A distant rumbling became less distant. A choking wind blew into my face, extinguishing, making it harder to breathe. An eddy of light curled through the faraway outline of metal rail, suddenly shiny now, and getting brighter, closer. MONSTRO! Two headlights like eyes, one brighter, one dimmer, that blunt squareness of face: flat, massive, inexorable. It was upon me, Andy. I hurdled the third rail and dove against the side of the tunnel, into a little crawl space under and below the train, flush against a wall. The train passed over me, engines whirring, wheels screeching. I pressed my face against that sweet Three Musketeers wall, feeling its coolness against my cheek. This is not going to be pleasant! Just like me, the chimney sweep also had this crawl space available to him. He had the time, he had the inclination, but did he have the knowledge? He could have been crouching in that closed constricted space, so much like a chimney, his beard scratching cool smooth cement, his stomach feeling those awful vibrations.
You're simply bursting with questions, Andy, I can tell. You want to tell your colleagues at the office, your wife and children when you get home. Did the chimney sweep live or die? Am I a murderer or a lunatic or a liar? You think it is important to know these things, that it makes a difference?

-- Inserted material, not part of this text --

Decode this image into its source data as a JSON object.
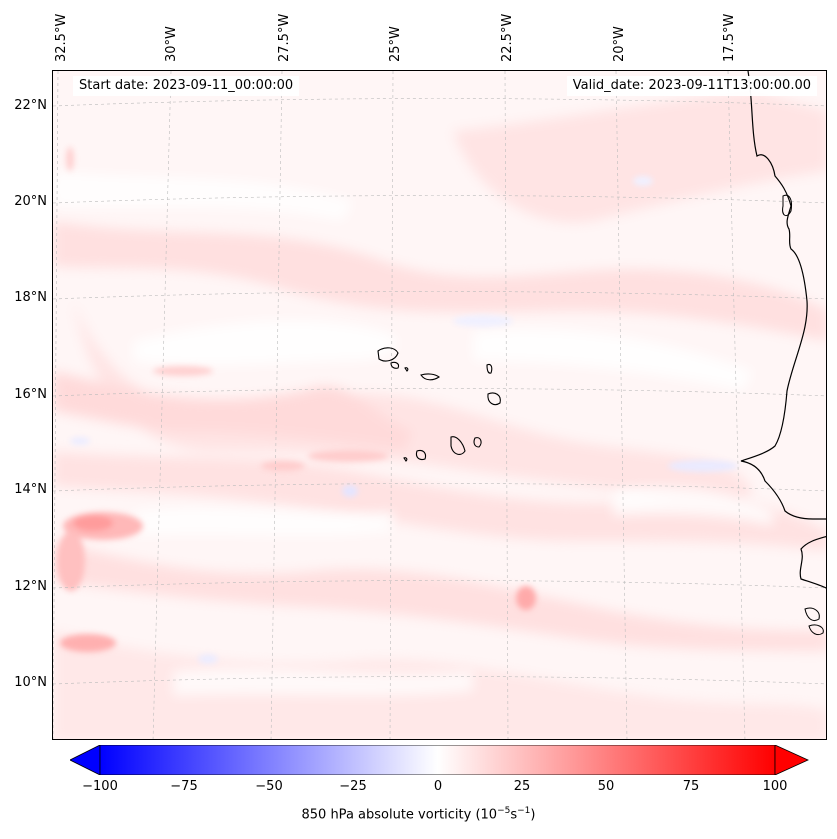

Let me tell you about a dream I once had, sitting where you sit now, Andy. I leaned my head against the window, felt the vibrations propagate from substrate to substrate, from the metal of the rails, to the glass of the window, to the soft squishy tissue of my brain. I dreamed I was a foot soldier hiding inside the Trojan horse. I could hear the wheels creaking as we rolled into the city, behind those impossible walls that had mocked my inadequacies for so many years. I shifted positions, trying to get comfortable. The hilt of my sword dug into my thigh, I was sweating under my armor. It was so hot in that horse, Andy, so stuffy. I could feel the breath of my neighbor against my face, smell the breakfast on his weary sighs. My eyes adjusted to the darkness. I could see the faint outline of my huddled colleagues, crouching and squeezed, fingering their instruments of destruction. Nobody talked. It wasn't like me and you, right now, just shooting the breeze. We were supposed to be quiet. King's orders. I mentally went over the day's business: wait for signal; jump out of horse; loot, rape, and pillage; capture the fair Helen; and be home in time for dinner. And then I heard it. Bing, bong. Then a voice, an announcement. Attention, passengers, it said. At the sound of the chimes, the doors will be closing.

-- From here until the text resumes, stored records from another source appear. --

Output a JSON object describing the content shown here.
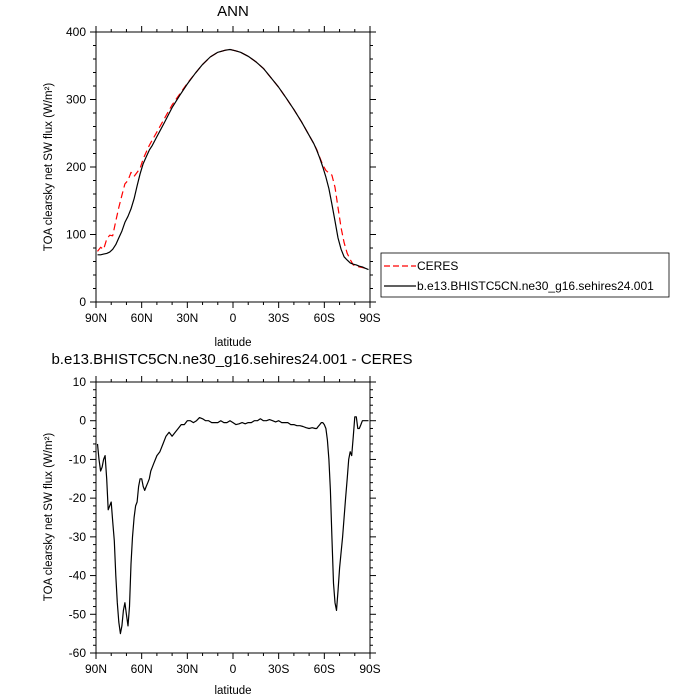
{
  "chart_data": [
    {
      "type": "line",
      "title": "ANN",
      "xlabel": "latitude",
      "ylabel": "TOA clearsky net SW flux (W/m²)",
      "xlim": [
        90,
        -90
      ],
      "ylim": [
        0,
        400
      ],
      "xticks": [
        {
          "value": 90,
          "label": "90N"
        },
        {
          "value": 60,
          "label": "60N"
        },
        {
          "value": 30,
          "label": "30N"
        },
        {
          "value": 0,
          "label": "0"
        },
        {
          "value": -30,
          "label": "30S"
        },
        {
          "value": -60,
          "label": "60S"
        },
        {
          "value": -90,
          "label": "90S"
        }
      ],
      "yticks": [
        0,
        100,
        200,
        300,
        400
      ],
      "legend": {
        "placement": "right, outside plot"
      },
      "series": [
        {
          "name": "CERES",
          "color": "#ff0000",
          "dash": "dashed",
          "x": [
            89,
            87,
            85,
            83,
            81,
            79,
            77,
            75,
            73,
            71,
            69,
            67,
            65,
            63,
            61,
            59,
            57,
            55,
            53,
            50,
            45,
            40,
            35,
            30,
            25,
            20,
            15,
            10,
            5,
            2,
            0,
            -2,
            -5,
            -10,
            -15,
            -20,
            -25,
            -30,
            -35,
            -40,
            -45,
            -50,
            -53,
            -55,
            -57,
            -59,
            -61,
            -63,
            -65,
            -67,
            -69,
            -71,
            -73,
            -75,
            -77,
            -79,
            -81,
            -83,
            -85,
            -87,
            -89
          ],
          "y": [
            75,
            81,
            78,
            93,
            99,
            98,
            120,
            140,
            158,
            175,
            180,
            192,
            186,
            192,
            198,
            212,
            222,
            232,
            240,
            252,
            272,
            292,
            308,
            324,
            338,
            352,
            363,
            370,
            373,
            374,
            373,
            372,
            370,
            364,
            356,
            346,
            332,
            318,
            302,
            285,
            267,
            247,
            235,
            226,
            214,
            203,
            195,
            191,
            188,
            170,
            140,
            110,
            88,
            72,
            63,
            55,
            53,
            52,
            51,
            50,
            49
          ]
        },
        {
          "name": "b.e13.BHISTC5CN.ne30_g16.sehires24.001",
          "color": "#000000",
          "dash": "solid",
          "x": [
            89,
            87,
            85,
            83,
            81,
            79,
            77,
            75,
            73,
            71,
            69,
            67,
            65,
            63,
            61,
            59,
            57,
            55,
            53,
            50,
            45,
            40,
            35,
            30,
            25,
            20,
            15,
            10,
            5,
            2,
            0,
            -2,
            -5,
            -10,
            -15,
            -20,
            -25,
            -30,
            -35,
            -40,
            -45,
            -50,
            -53,
            -55,
            -57,
            -59,
            -61,
            -63,
            -65,
            -67,
            -69,
            -71,
            -73,
            -75,
            -77,
            -79,
            -81,
            -83,
            -85,
            -87,
            -89
          ],
          "y": [
            70,
            70,
            71,
            72,
            74,
            78,
            85,
            95,
            105,
            118,
            127,
            138,
            153,
            172,
            190,
            205,
            215,
            225,
            232,
            245,
            266,
            288,
            306,
            323,
            338,
            352,
            363,
            370,
            373,
            374,
            373,
            372,
            370,
            364,
            356,
            346,
            332,
            318,
            302,
            285,
            267,
            247,
            235,
            225,
            213,
            200,
            185,
            168,
            145,
            120,
            95,
            78,
            67,
            62,
            58,
            56,
            55,
            53,
            52,
            50,
            48
          ]
        }
      ]
    },
    {
      "type": "line",
      "title": "b.e13.BHISTC5CN.ne30_g16.sehires24.001 - CERES",
      "xlabel": "latitude",
      "ylabel": "TOA clearsky net SW flux (W/m²)",
      "xlim": [
        90,
        -90
      ],
      "ylim": [
        -60,
        10
      ],
      "xticks": [
        {
          "value": 90,
          "label": "90N"
        },
        {
          "value": 60,
          "label": "60N"
        },
        {
          "value": 30,
          "label": "30N"
        },
        {
          "value": 0,
          "label": "0"
        },
        {
          "value": -30,
          "label": "30S"
        },
        {
          "value": -60,
          "label": "60S"
        },
        {
          "value": -90,
          "label": "90S"
        }
      ],
      "yticks": [
        -60,
        -50,
        -40,
        -30,
        -20,
        -10,
        0,
        10
      ],
      "series": [
        {
          "color": "#000000",
          "x": [
            89,
            88,
            87,
            86,
            85,
            84,
            83,
            82,
            81,
            80,
            79,
            78,
            77,
            76,
            75,
            74,
            73,
            72,
            71,
            70,
            69,
            68,
            67,
            66,
            65,
            64,
            63,
            62,
            61,
            60,
            59,
            58,
            57,
            56,
            55,
            54,
            53,
            52,
            51,
            50,
            48,
            46,
            44,
            42,
            40,
            38,
            36,
            34,
            32,
            30,
            28,
            26,
            24,
            22,
            20,
            18,
            16,
            14,
            12,
            10,
            8,
            6,
            4,
            2,
            0,
            -2,
            -4,
            -6,
            -8,
            -10,
            -12,
            -14,
            -16,
            -18,
            -20,
            -22,
            -24,
            -26,
            -28,
            -30,
            -32,
            -34,
            -36,
            -38,
            -40,
            -42,
            -44,
            -46,
            -48,
            -50,
            -52,
            -54,
            -55,
            -56,
            -57,
            -58,
            -59,
            -60,
            -61,
            -62,
            -63,
            -64,
            -65,
            -66,
            -67,
            -68,
            -69,
            -70,
            -71,
            -72,
            -73,
            -74,
            -75,
            -76,
            -77,
            -78,
            -79,
            -80,
            -81,
            -82,
            -83,
            -84,
            -85,
            -86,
            -87,
            -88,
            -89
          ],
          "y": [
            -6,
            -10,
            -13,
            -12,
            -10,
            -9,
            -15,
            -23,
            -22,
            -21,
            -26,
            -31,
            -40,
            -47,
            -52,
            -55,
            -53,
            -49,
            -47,
            -50,
            -53,
            -48,
            -37,
            -30,
            -25,
            -22,
            -21,
            -17,
            -15,
            -15,
            -17,
            -18,
            -17,
            -16,
            -15,
            -13,
            -12,
            -11,
            -10,
            -9,
            -8,
            -6,
            -4,
            -3,
            -4,
            -3,
            -2,
            -1,
            -1,
            0,
            0,
            -0.5,
            0,
            0.8,
            0.5,
            0,
            0,
            -0.5,
            -0.5,
            -0.5,
            0,
            -0.5,
            -0.5,
            0,
            -0.5,
            -1,
            -0.8,
            -0.5,
            -0.8,
            -0.5,
            -0.5,
            0,
            0,
            0.5,
            0,
            0,
            0.3,
            0,
            -0.3,
            0,
            -0.5,
            -0.5,
            -0.5,
            -1,
            -1,
            -1.3,
            -1.3,
            -1.5,
            -1.8,
            -2,
            -1.8,
            -2,
            -2,
            -1.5,
            -1,
            -0.5,
            -0.5,
            -1,
            -2,
            -5,
            -10,
            -18,
            -30,
            -42,
            -47,
            -49,
            -44,
            -38,
            -34,
            -30,
            -25,
            -20,
            -15,
            -10,
            -8,
            -9,
            -4,
            1,
            1,
            -2,
            -2,
            -1,
            0,
            0,
            0,
            0,
            0
          ]
        }
      ]
    }
  ]
}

Do you know Pinocchio, Andy? Do you know the scene where Gepetto, his cat, and his goldfish are trapped inside the belly of Monstro the Whale? The goldfish swims in tiny circumscribed circles in a small fishbowl of water, all while inside the belly of a great whale, all while deeply immersed within the vast and limitless ocean. Do you know what I mean? Fish within fish, and water within water! It's like an elevator falling down a shaft. You're on the falling elevator, but you're calm, perfectly calm, because you think you can save yourself by jumping before it hits bottom.
Attention, passengers! This train must be evacuated immediately. Repeat. This train must be evacuated immediately. Please exit in an orderly fashion. Doors opening on the left. Remain calm. Proceed in the direction of Rosslyn station. Walk on the ledge against the side of tunnel next to the guide lights. Do not panic. Do not, I repeat, do not touch the third rail, which may or may not be electrified.
But jumping in that elevator won't work, will it, because you're part of that downward plummeting spiral, you're inside that whale retreating into the depths, and it doesn't matter what you do, it just doesn't matter.
Look, Andy! There's smoke seeping through the doors of the train. Do you know what that means?